There are a lot of DJs out there who are dying to get attention. Some of them will release fat (phat?) beats to get their name out in the elite ring of rap go-to producers (Neptunes-level! Kanye-level!). Some will make old rock samples work as big beat floor burners (Daft Punk-level! Fatboy-level!). Some just like making cut-n-paste masterpieces that challenge the very notion of genre (DJ Shadow-level! Avalanches-level!). And then there are those who are content just being well-known, making interesting albums but not furthering the boundaries of music by any means. We have now reached DJ Olive’s level.

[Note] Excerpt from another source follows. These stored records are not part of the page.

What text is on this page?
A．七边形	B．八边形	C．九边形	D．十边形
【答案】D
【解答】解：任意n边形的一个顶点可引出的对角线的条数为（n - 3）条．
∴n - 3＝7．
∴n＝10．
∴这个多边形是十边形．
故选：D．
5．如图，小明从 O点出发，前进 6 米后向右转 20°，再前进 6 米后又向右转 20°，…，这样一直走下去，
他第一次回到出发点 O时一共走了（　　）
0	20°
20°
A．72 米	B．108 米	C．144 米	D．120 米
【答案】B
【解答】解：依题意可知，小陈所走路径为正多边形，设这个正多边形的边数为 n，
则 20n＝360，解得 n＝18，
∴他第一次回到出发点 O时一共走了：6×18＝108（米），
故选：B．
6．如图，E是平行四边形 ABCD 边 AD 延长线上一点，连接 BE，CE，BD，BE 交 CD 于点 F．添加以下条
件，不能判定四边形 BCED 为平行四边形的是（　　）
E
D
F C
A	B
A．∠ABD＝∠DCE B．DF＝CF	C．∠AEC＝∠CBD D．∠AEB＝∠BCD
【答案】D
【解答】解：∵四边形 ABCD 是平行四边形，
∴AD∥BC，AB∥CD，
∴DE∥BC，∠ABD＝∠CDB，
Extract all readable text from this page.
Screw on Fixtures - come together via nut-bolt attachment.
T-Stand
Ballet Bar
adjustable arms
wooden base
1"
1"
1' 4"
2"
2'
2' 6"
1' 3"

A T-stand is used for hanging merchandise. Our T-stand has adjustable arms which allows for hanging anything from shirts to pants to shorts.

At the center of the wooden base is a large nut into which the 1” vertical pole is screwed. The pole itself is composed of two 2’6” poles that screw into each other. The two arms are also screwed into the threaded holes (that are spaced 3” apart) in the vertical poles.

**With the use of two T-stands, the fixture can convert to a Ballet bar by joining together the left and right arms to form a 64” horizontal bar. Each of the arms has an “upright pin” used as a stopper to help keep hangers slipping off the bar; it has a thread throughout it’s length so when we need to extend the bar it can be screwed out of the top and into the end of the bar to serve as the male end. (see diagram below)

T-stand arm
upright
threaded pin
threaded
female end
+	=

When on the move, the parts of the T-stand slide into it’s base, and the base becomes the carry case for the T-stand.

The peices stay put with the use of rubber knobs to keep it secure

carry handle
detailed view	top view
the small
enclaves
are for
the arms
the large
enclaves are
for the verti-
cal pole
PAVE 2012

While Olive has run with some elite company (John Zorn, Jim O’Rourke), he is perhaps best known for sharing a one-off release with percussionist Ikue Mori and Sonic Youth’s Kim Gordon, the only release on Sonic Youth’s SYR-imprint that wasn’t by Sonic Youth. The album is a nocturnal journey into weirdness, avant-garde experimentalism, and general all-about studio fuckery. Olive threw a few interesting hats into that ring, but the project didn’t congeal in the long-run, instead remaining a distinctive collector’s item. Yet, when left to his own devices on Heaps As, Live in Tasmania, he simply cannot overcome a wall that one would think would be easily demolished by him: generality.
Though props should be given to this live release for practically eliminating crowd noise altogether (making it sound like a genuine studio album), such a technical feat is lost in the sea of blandness that is released in Tasmania. Though his skills as a live improviser have been well documented, here there are no signs of wild openness with his material: he simply adds layers to other layers that were fine as they were. The faint Latin-horn sample at the start of “Dancing With Poxy Stingers” gives way to a watery drum beat … and that’s it. A slight change to a keyboard happens in the final third, but you otherwise have just been subjugated to music better suited for a waiting room. The title track rides a catchy electric-keyboard groove for roughly 90 seconds before devolving into mindless percussion exercises (which half the tracks are unforgivably guilty of). At least “Snail Trail in My Arms” plays drum taps against some fluffy keyboard movements, but this is an exception rather than the rule.
Overall, it is apparent that Olive suffers from lacking any sense of dynamics. In an unfair contrast (that however remains pertinent), a DJ Shadow session with radio personality Nic Harcourt showed that Shadow could improvise wildly with his selections, tossing in things as rare as a rapper rhyming the periodic table of elements together over a shifting drumline that moved from basement-recorded to near-orchestral on hairpin turns. Even the Chemical Brothers have managed to spice up and dynamically rearrange some of their better, well-known arrangements to make their live shows worth attending. Olive, however, only unleashes pretty acoustic-plucking loops in “They Make Us All Want to Hate Each Other, Don’t Do It!” … and then repeats them for the entire song. He makes admiral attempts to be interesting with “Lila Dog” and the 10-minute closing epic “Time for You…”, but can’t even keep that kind of momentum going for long.
As a chill-out CD, it’s a fine — if not completely memorable — piece of work. As an artistic statement, it’s not memorable at all. Even the jokes of Tasmanian Devil cartoons are fresher than what you experience here. Change of location, perhaps?